Data fetching safety caps

src/core/fetcher.ts walks every pageInfo { hasNextPage endCursor } connection it receives via octokit.graphql.paginate(...), so PRs/issues with hundreds of comments, reviews, inline review comments, or changed files are no longer silently truncated to the first 100. The four MAX_FETCHED_* env vars (see configuration.md) bound the merged result that reaches the agent prompt — they do not bound how much data is fetched and held in memory during pagination. The fetcher walks every page first, then trims the array to the most recent cap items; fetch-time memory is bounded by GitHub API limits (max items per connection), not these caps. Operators tuning for cost/latency should narrow entity selection (e.g. close noisy issues) rather than rely on the cap to cut request volume.

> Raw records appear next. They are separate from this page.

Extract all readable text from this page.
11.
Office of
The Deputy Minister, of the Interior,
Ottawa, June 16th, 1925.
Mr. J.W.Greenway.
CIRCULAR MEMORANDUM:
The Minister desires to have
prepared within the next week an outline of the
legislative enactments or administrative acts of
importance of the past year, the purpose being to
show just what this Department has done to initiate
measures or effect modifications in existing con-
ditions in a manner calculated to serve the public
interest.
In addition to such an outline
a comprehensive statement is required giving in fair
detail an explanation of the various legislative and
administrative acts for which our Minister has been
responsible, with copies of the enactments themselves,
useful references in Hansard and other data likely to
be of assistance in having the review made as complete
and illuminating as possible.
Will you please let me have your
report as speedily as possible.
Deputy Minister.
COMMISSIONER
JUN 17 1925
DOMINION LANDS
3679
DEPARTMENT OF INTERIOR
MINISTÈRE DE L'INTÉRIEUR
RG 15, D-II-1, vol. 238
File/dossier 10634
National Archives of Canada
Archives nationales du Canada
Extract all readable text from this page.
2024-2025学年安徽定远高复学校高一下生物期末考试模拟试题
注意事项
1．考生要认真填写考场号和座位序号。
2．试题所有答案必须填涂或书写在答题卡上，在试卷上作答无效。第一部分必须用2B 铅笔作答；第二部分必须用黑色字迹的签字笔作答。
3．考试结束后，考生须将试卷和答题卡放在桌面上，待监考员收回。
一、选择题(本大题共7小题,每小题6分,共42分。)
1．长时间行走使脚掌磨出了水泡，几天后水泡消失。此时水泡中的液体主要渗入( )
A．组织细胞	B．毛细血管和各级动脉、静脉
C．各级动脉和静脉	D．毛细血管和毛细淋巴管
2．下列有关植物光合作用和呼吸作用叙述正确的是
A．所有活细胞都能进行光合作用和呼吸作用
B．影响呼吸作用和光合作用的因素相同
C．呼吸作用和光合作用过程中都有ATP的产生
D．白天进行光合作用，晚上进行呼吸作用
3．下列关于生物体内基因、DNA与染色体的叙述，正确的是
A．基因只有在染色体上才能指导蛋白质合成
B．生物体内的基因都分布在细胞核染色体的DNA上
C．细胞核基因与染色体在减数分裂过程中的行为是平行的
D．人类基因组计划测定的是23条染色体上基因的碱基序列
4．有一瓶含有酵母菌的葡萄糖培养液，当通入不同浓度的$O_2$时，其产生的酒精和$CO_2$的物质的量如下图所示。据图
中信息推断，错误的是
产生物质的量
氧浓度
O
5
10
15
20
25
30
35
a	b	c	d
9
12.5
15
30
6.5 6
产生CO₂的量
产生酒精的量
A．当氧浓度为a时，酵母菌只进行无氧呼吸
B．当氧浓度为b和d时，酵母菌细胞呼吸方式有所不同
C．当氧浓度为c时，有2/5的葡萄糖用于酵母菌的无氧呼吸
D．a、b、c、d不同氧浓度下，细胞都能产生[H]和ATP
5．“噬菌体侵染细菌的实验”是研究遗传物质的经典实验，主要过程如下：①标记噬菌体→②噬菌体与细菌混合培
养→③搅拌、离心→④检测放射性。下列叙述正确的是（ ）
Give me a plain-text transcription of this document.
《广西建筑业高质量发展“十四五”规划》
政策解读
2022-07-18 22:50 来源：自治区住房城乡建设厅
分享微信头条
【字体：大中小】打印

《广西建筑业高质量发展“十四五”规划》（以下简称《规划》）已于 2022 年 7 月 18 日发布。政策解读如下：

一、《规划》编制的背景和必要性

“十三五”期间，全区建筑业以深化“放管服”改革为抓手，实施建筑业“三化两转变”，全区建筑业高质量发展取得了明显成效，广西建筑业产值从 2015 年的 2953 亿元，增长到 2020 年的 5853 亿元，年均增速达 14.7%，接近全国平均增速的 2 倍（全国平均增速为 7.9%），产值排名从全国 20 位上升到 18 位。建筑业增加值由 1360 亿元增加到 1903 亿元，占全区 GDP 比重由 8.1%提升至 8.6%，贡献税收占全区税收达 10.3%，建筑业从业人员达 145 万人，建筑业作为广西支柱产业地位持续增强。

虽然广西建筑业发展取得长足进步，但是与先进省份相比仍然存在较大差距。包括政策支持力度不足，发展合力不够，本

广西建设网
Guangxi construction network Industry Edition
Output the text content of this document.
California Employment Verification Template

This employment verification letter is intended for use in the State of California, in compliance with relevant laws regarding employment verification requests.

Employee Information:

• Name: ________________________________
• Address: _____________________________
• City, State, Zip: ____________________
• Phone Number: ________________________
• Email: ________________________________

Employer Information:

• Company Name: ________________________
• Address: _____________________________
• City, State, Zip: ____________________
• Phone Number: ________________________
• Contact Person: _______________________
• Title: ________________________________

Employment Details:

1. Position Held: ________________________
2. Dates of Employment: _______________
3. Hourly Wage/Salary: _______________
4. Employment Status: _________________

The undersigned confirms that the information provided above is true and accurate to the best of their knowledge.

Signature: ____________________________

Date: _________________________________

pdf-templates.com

When a cap fires the fetcher emits a single structured warn line per affected connection and flags the connection on the returned FetchedData so downstream code can surface it:

{
  "level": "warn",
  "msg": "Fetched comments exceeded MAX_FETCHED cap; truncating to 500",
  "connection": "comments",
  "fetched": 642,
  "cap": 500
}

connection is one of comments, reviews, reviewComments, changedFiles. The matching boolean lands on FetchedData.truncated.<connection> (src/types.ts).

buildPrompt (src/core/prompt-builder.ts) reads data.truncated and, when at least one flag is set, prepends a WARNING: pre-fetched context is incomplete… line to the agent's instructions naming the affected connections and instructing it to reach for the GitHub CLI / API directly when full context matters. Operators reading agent transcripts can grep for that banner to confirm a cap fired without re-querying logs.

Alert rule: any level=warn msg~"exceeded MAX_FETCHED cap" occurrence is interesting. A steady stream from the same repo over several deliveries usually means the cap should be raised for that tenant; a one-off on a notoriously huge PR is expected and not actionable.

Health probes

Path Purpose
/healthz Liveness — returns 200 once the HTTP server is bound.
/readyz Readiness — 200 once config is validated and the data layer is reachable; flips to 503 on SIGTERM.

Supply-chain attestations

Note: As SBOM file size is over 16MB, temporary disable SBOM attestations.

docker-build.yml publishes two attestation flavours per release tag — same image, different storage and verification surface. Operators investigating a CVE alert or auditing what shipped to production reach for these instead of re-running Trivy from scratch.

Storage Format Bound to How to inspect
Registry — OCI subject descriptor on the per-arch leaf manifest SLSA v1 provenance + SPDX 2.3 SBOM (per arch) Each per-arch image manifest (the BuildKit defaults). docker buildx imagetools inspect <ref> --format '{{ json .Provenance }}' / {{ json .SBOM }}
Registry — Sigstore bundle attached to the merged manifest-list digest SLSA v1 provenance + CycloneDX 1.5 SBOM (amd64 packages only — Syft scans the runner's native arch; arm64 audits must use the per-arch SPDX SBOM above) The published tag (orchestrator + daemon variants). gh attestation verify oci://<ref> --repo chrisleekr/github-app-playground --predicate-type <slsa\|cyclonedx>
GitHub Attestations API Same Sigstore bundles as above Same tag digest. Repo Actions ▸ Attestations tab; surfaces under the GitHub Releases "Verified" badge once a tag is published.

Docker Hub renders a "Build attestations" badge on the tag page once the Sigstore-signed flavour is detected. The full source/predicate of every signature is replayable via the Sigstore transparency log (Rekor) using the digest from gh attestation verify.

The scan job in .github/workflows/docker-build.yml calls gh attestation verify for both predicate types before running Trivy — a regression-gate against silent attestation drops in any future refactor of the build / merge jobs. Consumer-side verification commands live in deployment.md.